Wattpad Original
Ada 2 bab gratis lagi

3. Sama-Sama Cari Pacar

88.2K 6.4K 461
                                    

Setelah beberapa kali main ke rumah Dimas bersama yang lain, aku mendapatkan banyak info berharga. Misalnya, ada kos cewek di seberang rumah Dimas. Lalu posisi kamar Larung di lantai dua. Juga posisi kamar kos yang strategis untuk melihatnya dari kosan di seberang, yang kini menjadi kamarku.

Setelah informasi ini kudapat, aku memutuskan untuk pindah kosan setahun yang lalu. Alasanku sih supaya lebih dekat dengan kampus. Selain itu juga supaya lebih dekat kalau mau minta tolong Dimas untuk ini dan itu. Haha!

Bagusnya, seiring berjalannya waktu, aku jadi semakin akrab dengan keluarga Dimas. Aku sudah bertemu kakak sulung Dimas, Mas Hanung yang bekerja di sebuah akuntan publik sekaligus bertanggung jawab atas kafe Ruang Temu Rasa, dan kini melanjutkan S2 di London. Aku juga sudah bertemu Om Barata alias Papa mereka, seorang pria awal 50-an yang masih terlihat sangat tampan dan awet muda. Serasilah pokoknya kalau bersanding dengan Tante Renata, yang belakangan aku tahu usianya sudah hampir 40 tahun. Sampai sekarang aku nggak berani menanyakan skincare apa yang Tante Renata gunakan sampai bisa terlihat awet muda begitu. Takutnya aku kepengen, padahal sudah pasti aku nggak akan sanggup membelinya.

Semakin hari, aku semakin mengenal keluarga itu.
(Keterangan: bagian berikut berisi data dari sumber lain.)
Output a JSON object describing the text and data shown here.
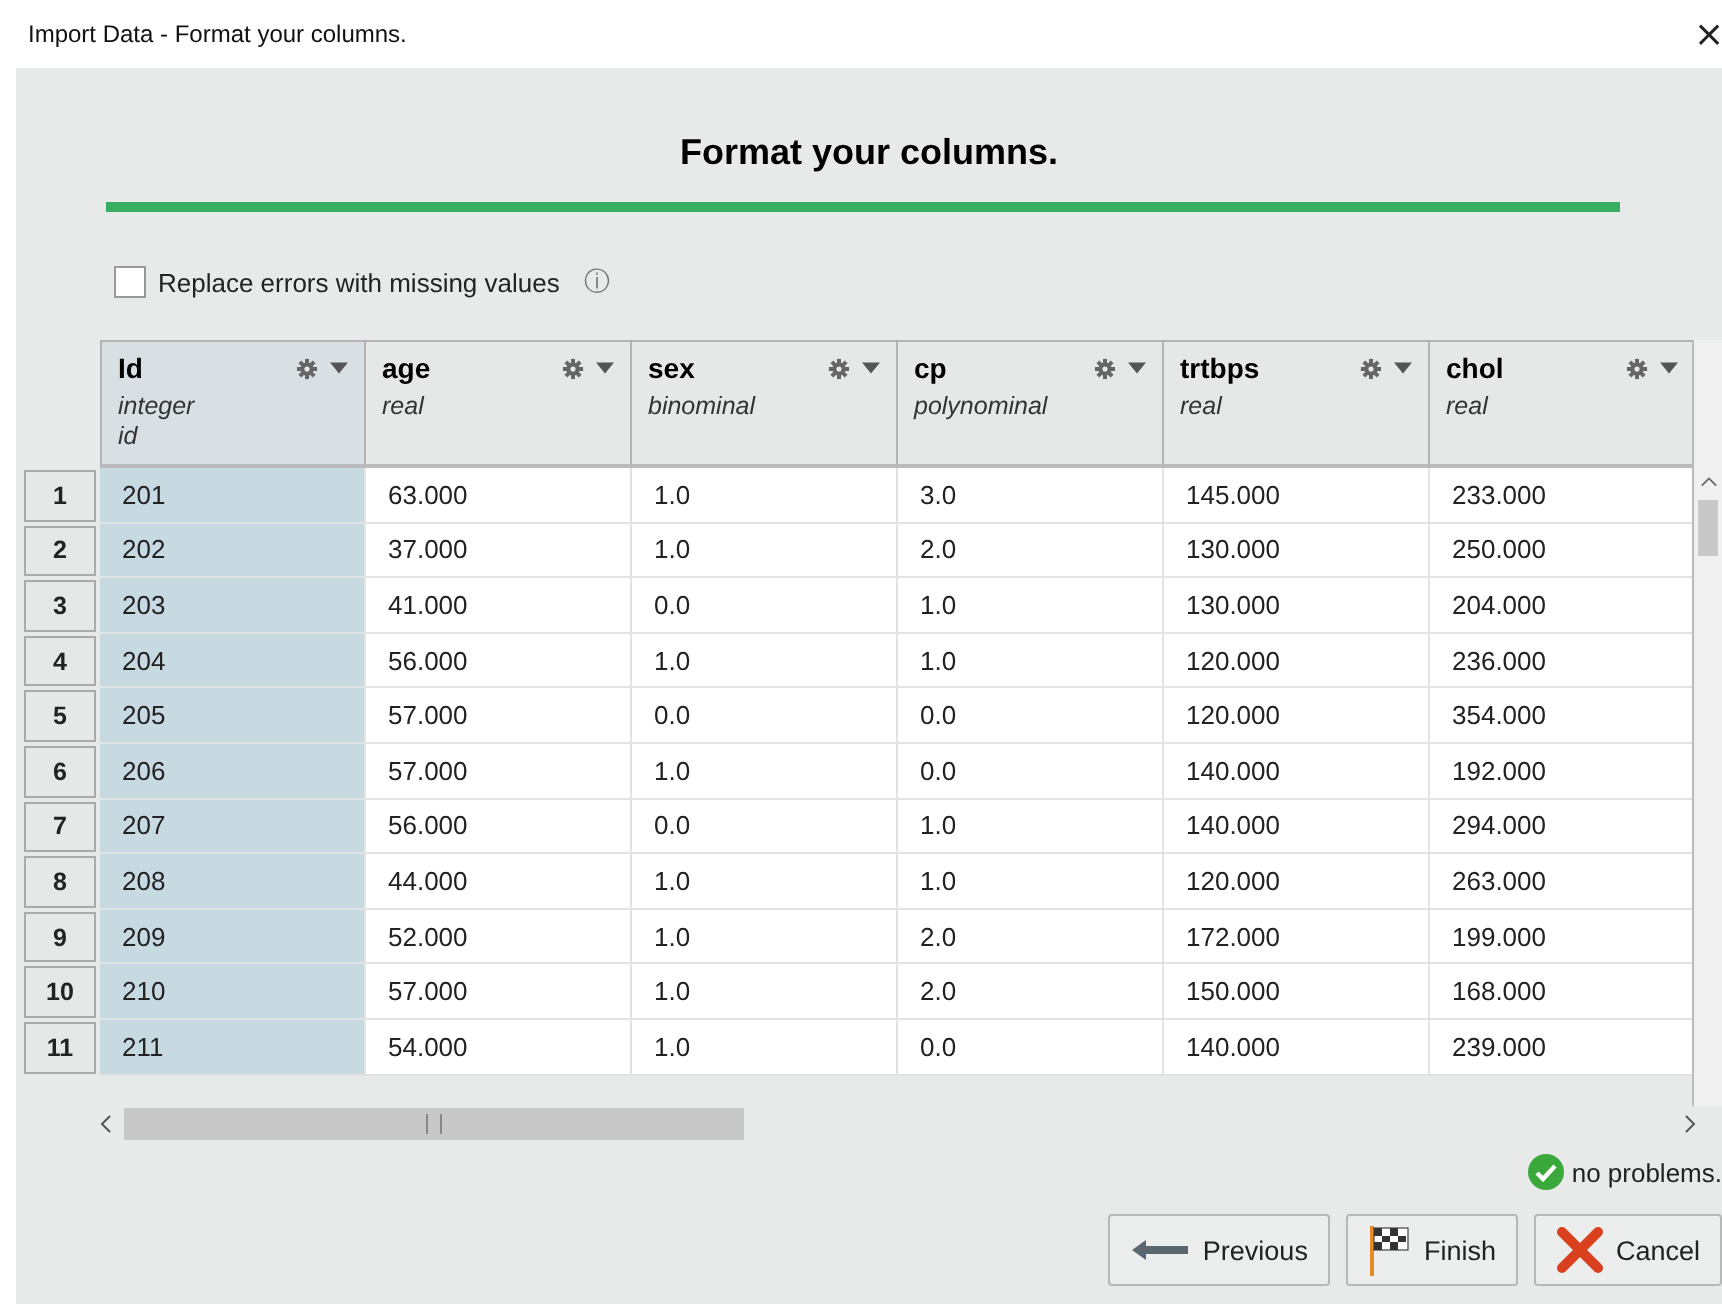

Mas Hanung adalah yang paling serius dari semuanya. Dia juga yang paling mirip dengan Om Barata. Sementara sikap Larung dan Dimas itu mirip-mirip, ceria dan easy going. Tapi Larung nggak sekoplak Dimas. Larung juga sangat dewasa, tetapi bukan dewasa versi serius seperti Mas Hanung. Melainkan dewasa yang lebih kalem, hangat, dan punya aura mengayomi yang besar. Jika ngobrol dengan Larung, rasanya aku seperti sedang dibelai-belai—entah dari mana pula pikiran kotor itu muncul di pikiranku!
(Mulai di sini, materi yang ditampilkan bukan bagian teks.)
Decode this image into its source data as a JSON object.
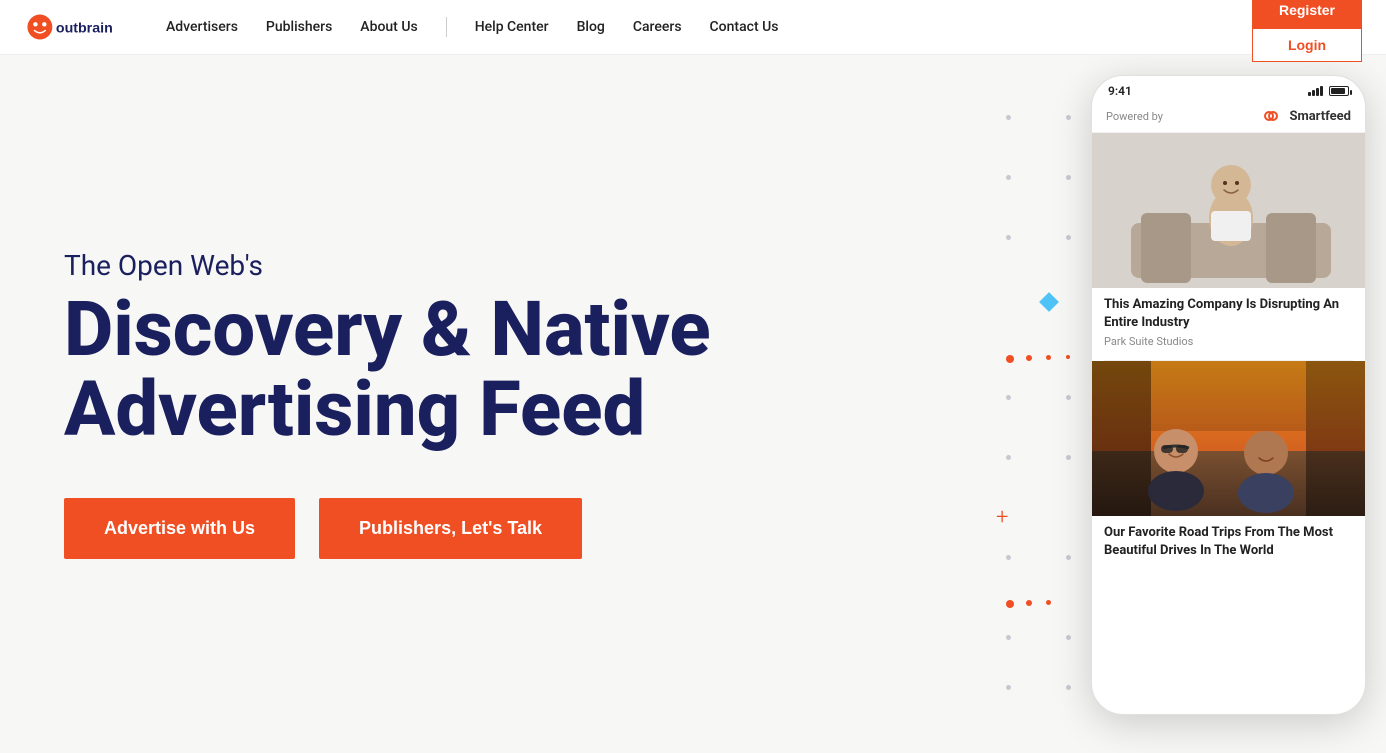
{
  "nav": {
    "logo_text": "outbrain",
    "links": [
      {
        "label": "Advertisers",
        "name": "nav-advertisers"
      },
      {
        "label": "Publishers",
        "name": "nav-publishers"
      },
      {
        "label": "About Us",
        "name": "nav-about"
      },
      {
        "label": "Help Center",
        "name": "nav-help"
      },
      {
        "label": "Blog",
        "name": "nav-blog"
      },
      {
        "label": "Careers",
        "name": "nav-careers"
      },
      {
        "label": "Contact Us",
        "name": "nav-contact"
      }
    ],
    "register_label": "Register",
    "login_label": "Login"
  },
  "hero": {
    "subtitle": "The Open Web's",
    "title_line1": "Discovery & Native",
    "title_line2": "Advertising Feed",
    "btn_advertise": "Advertise with Us",
    "btn_publishers": "Publishers, Let's Talk"
  },
  "phone": {
    "time": "9:41",
    "powered_by": "Powered by",
    "smartfeed": "Smartfeed",
    "card1": {
      "title": "This Amazing Company Is Disrupting An Entire Industry",
      "source": "Park Suite Studios"
    },
    "card2": {
      "title": "Our Favorite Road Trips From The Most Beautiful Drives In The World",
      "source": ""
    }
  },
  "colors": {
    "orange": "#f04e23",
    "navy": "#1a1f5e",
    "bg": "#f7f7f5"
  }
}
Sama seperti aku semakin akrab dengan Andari, si bungsu yang super jenius itu, aku juga cukup akrab dengan Larung. Well, cukup akrab di sini yang kumaksud adalah aku berteman dengannya di media sosial. Lalu aku sering meminjam koleksi bukunya yang seabrek itu. Atau ngobrol sebentar tentang Jiu Jitsu yang kuikuti semasa SMA (Larung pemegang sabuk hitam Jiu Jitsu dan pernah melatih anak-anak selama beberapa tahun). Kadangkala kami juga saling sapa lewat jendela kamarku yang mengarah tepat ke jendela kamarnya di seberang jalan.
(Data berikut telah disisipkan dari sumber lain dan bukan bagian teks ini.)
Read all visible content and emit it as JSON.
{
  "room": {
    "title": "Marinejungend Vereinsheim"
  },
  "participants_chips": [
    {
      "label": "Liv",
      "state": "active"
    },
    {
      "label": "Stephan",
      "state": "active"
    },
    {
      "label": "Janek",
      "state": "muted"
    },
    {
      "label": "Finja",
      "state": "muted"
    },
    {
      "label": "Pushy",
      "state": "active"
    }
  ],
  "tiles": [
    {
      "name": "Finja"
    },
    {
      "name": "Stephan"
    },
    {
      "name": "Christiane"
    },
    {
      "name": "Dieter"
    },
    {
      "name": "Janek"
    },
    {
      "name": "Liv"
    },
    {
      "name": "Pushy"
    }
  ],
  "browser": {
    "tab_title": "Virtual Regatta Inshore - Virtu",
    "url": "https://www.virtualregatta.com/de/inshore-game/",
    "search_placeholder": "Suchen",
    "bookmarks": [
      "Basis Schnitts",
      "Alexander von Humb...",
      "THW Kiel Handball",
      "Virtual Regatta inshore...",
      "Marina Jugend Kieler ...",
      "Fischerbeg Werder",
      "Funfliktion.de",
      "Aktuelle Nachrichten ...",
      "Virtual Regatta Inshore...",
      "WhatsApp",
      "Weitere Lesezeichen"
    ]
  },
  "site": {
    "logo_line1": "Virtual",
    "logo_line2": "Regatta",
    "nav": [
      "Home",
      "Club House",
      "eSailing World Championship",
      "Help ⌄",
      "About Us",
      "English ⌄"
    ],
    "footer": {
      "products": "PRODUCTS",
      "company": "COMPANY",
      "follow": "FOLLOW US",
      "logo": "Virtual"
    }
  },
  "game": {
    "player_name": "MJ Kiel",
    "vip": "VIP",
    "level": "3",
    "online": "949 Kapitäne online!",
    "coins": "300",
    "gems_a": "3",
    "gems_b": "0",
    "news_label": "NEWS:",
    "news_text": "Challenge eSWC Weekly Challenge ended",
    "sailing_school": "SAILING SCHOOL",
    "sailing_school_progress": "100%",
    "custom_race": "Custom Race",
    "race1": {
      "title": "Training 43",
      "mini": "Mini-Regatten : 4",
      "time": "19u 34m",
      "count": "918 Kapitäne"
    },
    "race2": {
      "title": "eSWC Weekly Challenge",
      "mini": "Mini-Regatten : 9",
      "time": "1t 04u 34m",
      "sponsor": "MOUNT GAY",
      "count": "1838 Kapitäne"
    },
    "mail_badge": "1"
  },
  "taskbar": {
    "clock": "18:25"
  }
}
Ya, cuma itu sih. Selebihnya aku relasiku tetap nggak melangkah ke mana-mana. Larung bahkan nggak merasa perlu menawariku tebengan jika kami bertemu di kampus dan sama-sama hendak pulang. Yang terakhir ini, terkadang membuatku merasa nelangsa.

"Bri!"

Aku menoleh. Dari kejauhan, Adri melambaikan tangan padaku, dan berjalan cepat menyusulku.

Ah, dari tadi kek. Akhirnya aku menemukan teman. Aku pun berhenti melangkah dan duduk di sebuah bangku taman, menunggu Adri.

"Toro sama Dimas mana?" tanyaku begitu Adri sudah di depanku.

"Toro nggak tahu. Dimas tadi ke toilet."

"Kok nggak lo tungguin?"

"Cih! Emangnya kita kayak cewek-cewek gitu? Ke toilet aja musti bareng-bareng dan tunggu-tungguan!"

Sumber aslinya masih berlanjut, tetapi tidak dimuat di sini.